This term is patterned after the pattern of the marks.

“You deny it,” says the doctor. “Thus, we add to your diagnosis acute hyperrachia.

He stands, face uplifted.

He is bathed in the cold blue light of phosphorescent worms.

The pathological perception that one is well. The manifestation through symptoms and their alleviation of a false state of wellness. If a patient presents this disorder, they are confused. They affect wholesome, healthy innocence through the psychosomatic imprint of their syndrome. This is an innocence that they do not possess. Orient them: they will deceive you. Restrain them: they will fight you. Medicate them: they will conspire, much as those in the grip of senility or paranoia, to reject the medications. Yet the hyperrachic immoral are not well.”

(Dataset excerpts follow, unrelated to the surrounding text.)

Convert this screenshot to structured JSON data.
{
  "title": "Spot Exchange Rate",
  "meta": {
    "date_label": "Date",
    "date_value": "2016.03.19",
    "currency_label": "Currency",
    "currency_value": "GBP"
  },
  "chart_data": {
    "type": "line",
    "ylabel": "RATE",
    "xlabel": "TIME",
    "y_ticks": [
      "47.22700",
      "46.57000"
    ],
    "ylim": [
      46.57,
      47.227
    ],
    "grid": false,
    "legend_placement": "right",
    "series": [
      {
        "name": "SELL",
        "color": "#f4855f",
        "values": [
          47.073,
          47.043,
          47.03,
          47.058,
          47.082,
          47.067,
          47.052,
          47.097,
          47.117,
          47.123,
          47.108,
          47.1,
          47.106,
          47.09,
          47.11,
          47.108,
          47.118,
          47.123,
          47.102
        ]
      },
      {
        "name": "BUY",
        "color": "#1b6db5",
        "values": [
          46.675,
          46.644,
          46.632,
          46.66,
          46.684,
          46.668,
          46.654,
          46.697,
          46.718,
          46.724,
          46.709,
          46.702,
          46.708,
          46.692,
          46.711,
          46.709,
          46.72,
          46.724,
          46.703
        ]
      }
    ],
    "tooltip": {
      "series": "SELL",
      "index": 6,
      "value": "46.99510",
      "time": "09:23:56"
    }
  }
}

The girl stands before him. She is fifteen years old and her eyes have the look of a wild creature’s.

“Do you understand,” the doctor asks her, “why I say you are not well?”

“‘Cause I get wogly burps,” says the girl.

He looks at her.

His expression suggests the word: Eh?

So the girl works her diaphragm for a moment. Then she burps. It’s one of those deliberate burps that you only do when you’re alone or on a doctor’s ziggurat or you want to be rude. She chews for a minute, then she spits out a wogly.

“Like that.”

He doesn’t know whether to write this up for the journals or to bleed her for defiance. He’s totally nonplussed. That’s how unexpected a wogly burp can be!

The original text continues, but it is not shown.